Pada masa keemasannya, restoran cukup laris karena menu yang disajikannya beraneka ragam, terutama menu prasmanan nya.

Penulis: Yanuar Nurcholis Majid
Editor: Hendra Gunawan
Tribunnews.com/Yanuar Nurcholis Majid
Kondisi Restoran Hilda II yang sepi pengunjung. 

Laporan Wartawan Tribunnews.com, Yanuar Nurcholis Majid

TRIBUNNEWS.COM, PAMANUKAN- Dioperasionalkannya Tol Cikopo-Palimanan (Cipali) mempunyai dampak ekonomi terhadap warga sekitar.

Salah satunya adalah para pemilik rumah makan yang berada di sepanjang jalur pantura Cirebon, Jawa Barat.

Pengusaha rumah makan tersebut mengeluh penghasilan mereka menurun setelah beroperasinya jalan tol Cipali pada pada 13 Juni 2015 lalu.

Baca: Kisah Cinta Pendeta Handerson Membunuh Anak Angkatnya yang Diduga Motif Cemburu

Baca: Kisah Mantan Teroris Murid Noordin M Top Mau Meledakkan Kafe Tetapi Batal Gara-gara Wanita Berjilbab

"Waktu belum ada tol penghasilan saya bisa sampai Rp 2 juta per bulan sekarang hanya Rp 900 ribu jelas sangat menurun," ujar Asep Karna (45 tahun), salah satu pelayan Restoran Hilda II, yang saat ini masih ditugaskan untuk menjaga restoran tersebut, saat ditemui Minggu (10/6/2018).

Restoran Hilda II, di Jalan Patok Besi, Kabupaten Subang ini merupakan salah satu restoran terbesar yang ada di jalur Pantura Jabar.

Restoran yang dibangun dengan arsitektur bergaya tradisional ini sudah melayani pemudik sejak diresmikan pada tahun 2010.

Pada masa keemasannya, restoran cukup laris karena menu yang disajikannya beraneka ragam, terutama menu prasmanan nya.

"Nggak pernah sepi, mas.
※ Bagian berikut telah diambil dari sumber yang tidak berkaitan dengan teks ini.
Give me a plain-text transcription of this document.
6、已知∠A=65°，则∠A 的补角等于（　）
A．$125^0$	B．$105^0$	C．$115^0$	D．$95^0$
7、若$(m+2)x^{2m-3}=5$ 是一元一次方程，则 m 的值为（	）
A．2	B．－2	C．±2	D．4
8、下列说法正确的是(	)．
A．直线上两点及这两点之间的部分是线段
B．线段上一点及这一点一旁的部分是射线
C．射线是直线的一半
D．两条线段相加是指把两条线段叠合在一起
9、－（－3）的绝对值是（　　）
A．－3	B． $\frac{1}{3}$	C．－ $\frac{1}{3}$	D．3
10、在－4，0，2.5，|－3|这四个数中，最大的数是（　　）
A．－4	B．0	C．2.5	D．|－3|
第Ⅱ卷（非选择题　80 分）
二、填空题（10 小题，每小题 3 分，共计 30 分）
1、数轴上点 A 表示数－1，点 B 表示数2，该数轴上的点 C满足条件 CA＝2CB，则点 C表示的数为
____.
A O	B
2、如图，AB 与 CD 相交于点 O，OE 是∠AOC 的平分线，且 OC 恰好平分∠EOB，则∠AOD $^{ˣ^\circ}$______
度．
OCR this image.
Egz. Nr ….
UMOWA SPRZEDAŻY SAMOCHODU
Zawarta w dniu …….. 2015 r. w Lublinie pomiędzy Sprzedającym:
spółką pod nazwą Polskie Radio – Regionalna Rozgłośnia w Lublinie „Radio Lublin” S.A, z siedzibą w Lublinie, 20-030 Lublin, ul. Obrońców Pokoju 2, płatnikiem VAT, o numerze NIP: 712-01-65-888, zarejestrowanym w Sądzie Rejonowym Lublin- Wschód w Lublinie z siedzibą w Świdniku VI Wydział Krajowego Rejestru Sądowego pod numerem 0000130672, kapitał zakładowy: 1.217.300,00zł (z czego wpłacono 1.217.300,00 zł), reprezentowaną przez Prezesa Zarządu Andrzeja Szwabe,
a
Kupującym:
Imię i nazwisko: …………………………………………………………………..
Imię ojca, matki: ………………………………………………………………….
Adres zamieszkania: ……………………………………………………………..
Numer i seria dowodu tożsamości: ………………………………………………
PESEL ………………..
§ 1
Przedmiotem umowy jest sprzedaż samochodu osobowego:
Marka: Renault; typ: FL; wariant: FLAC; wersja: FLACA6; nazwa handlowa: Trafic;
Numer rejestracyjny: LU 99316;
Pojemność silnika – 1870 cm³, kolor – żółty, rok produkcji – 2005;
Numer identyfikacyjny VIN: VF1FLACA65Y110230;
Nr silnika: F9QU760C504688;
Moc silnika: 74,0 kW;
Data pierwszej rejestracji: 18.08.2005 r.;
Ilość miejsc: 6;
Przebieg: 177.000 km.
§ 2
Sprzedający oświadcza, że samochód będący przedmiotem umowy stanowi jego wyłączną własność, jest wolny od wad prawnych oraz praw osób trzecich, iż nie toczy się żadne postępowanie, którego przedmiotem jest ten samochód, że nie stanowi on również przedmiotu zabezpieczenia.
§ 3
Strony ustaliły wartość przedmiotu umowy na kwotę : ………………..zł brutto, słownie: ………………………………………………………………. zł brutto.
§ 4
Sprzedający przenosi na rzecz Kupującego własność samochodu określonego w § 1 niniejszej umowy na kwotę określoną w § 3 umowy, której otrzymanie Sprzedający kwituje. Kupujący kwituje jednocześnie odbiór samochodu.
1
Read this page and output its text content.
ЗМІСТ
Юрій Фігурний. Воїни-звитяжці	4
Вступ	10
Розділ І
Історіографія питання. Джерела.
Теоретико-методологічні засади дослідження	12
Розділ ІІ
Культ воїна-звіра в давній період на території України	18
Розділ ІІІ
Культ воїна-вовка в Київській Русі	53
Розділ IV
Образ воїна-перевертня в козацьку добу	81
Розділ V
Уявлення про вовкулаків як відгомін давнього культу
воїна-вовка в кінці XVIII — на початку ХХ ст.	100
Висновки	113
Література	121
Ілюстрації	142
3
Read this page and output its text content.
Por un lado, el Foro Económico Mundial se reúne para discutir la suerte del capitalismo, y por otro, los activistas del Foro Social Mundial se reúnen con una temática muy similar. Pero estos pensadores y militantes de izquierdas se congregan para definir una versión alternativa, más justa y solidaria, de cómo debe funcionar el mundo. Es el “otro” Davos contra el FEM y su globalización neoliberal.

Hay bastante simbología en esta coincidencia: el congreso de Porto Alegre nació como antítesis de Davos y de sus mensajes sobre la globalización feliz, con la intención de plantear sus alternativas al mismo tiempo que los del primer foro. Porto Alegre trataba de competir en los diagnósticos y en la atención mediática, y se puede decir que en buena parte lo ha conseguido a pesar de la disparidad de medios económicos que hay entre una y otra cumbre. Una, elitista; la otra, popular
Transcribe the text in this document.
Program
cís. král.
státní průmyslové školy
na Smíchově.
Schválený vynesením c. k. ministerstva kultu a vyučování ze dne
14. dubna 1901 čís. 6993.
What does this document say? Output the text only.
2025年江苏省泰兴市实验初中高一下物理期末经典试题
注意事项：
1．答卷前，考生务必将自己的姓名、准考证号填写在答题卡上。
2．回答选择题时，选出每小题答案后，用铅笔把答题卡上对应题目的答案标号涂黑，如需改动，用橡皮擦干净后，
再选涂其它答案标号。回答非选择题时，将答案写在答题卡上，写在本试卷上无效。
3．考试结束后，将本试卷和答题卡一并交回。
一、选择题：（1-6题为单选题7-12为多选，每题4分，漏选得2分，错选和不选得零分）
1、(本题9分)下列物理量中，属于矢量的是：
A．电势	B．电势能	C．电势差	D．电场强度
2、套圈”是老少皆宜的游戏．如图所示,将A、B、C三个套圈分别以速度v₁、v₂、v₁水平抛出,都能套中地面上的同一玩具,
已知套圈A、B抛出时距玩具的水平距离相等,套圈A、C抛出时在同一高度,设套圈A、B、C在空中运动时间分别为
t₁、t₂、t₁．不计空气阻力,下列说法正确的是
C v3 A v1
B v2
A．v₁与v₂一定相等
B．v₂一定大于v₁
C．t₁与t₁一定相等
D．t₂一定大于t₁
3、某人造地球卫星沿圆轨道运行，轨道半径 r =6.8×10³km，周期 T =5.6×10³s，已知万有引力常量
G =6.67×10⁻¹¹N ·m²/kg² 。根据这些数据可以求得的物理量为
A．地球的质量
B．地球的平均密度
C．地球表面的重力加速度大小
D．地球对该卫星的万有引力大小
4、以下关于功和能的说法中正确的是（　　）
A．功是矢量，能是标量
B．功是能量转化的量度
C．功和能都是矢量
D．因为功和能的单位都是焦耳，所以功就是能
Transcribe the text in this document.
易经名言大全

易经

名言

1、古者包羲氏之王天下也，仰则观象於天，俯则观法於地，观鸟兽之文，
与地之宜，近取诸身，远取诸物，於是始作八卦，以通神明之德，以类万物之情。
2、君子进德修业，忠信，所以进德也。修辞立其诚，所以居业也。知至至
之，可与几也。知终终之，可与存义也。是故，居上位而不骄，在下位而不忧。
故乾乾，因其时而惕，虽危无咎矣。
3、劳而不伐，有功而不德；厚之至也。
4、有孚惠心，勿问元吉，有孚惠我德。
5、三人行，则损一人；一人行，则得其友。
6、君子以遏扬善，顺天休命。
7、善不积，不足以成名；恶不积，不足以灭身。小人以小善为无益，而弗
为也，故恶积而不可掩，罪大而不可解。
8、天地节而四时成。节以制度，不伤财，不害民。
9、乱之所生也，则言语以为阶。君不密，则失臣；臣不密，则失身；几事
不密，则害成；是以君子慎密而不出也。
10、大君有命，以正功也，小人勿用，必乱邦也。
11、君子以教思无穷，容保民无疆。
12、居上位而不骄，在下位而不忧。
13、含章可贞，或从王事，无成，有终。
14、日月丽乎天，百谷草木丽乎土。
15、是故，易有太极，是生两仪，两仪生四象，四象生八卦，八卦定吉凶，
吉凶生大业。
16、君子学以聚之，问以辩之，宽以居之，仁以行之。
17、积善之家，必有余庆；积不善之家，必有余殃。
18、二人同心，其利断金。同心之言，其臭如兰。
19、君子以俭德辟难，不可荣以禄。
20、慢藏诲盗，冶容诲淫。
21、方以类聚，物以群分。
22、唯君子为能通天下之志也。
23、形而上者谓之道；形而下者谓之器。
Apalagi, kalau memasuki puasa dan arus mudik lebaran, sangat ramai," kata Asep.

Namun, pasca beroperasinya Tol Cipali, semuanya berubah 180 derajat.

Pelan tapi pasti, Restoran Hilda II kehilangan pelanggan yang terjadi dari waktu ke waktu.

"Akhirnya ya sepi mas, kayak gini, pemudik lebih milih lewal tol" ujarnya.

Menghadapi kondisi yang seperti ini, dirinya pun hanya bisa bergumam lirih.

"Tak ada lagi yang mampir," katanya.

Dia pun bercerita, sebelum Tol Cipali diresmikan, kehidupan warga di sepanjang ruas jalan Pantura, dari Cikampek hingga Indramayu, mendirikan rumah makan masih menjadi satu- satunya mata pencarian para warga setempat.

Luas halaman yang lebar dan fasilitas yang lengkap menjadi modal mereka untuk bisa menawarkan tempat peristirahatan bagi para pengendara mobil yang melintas.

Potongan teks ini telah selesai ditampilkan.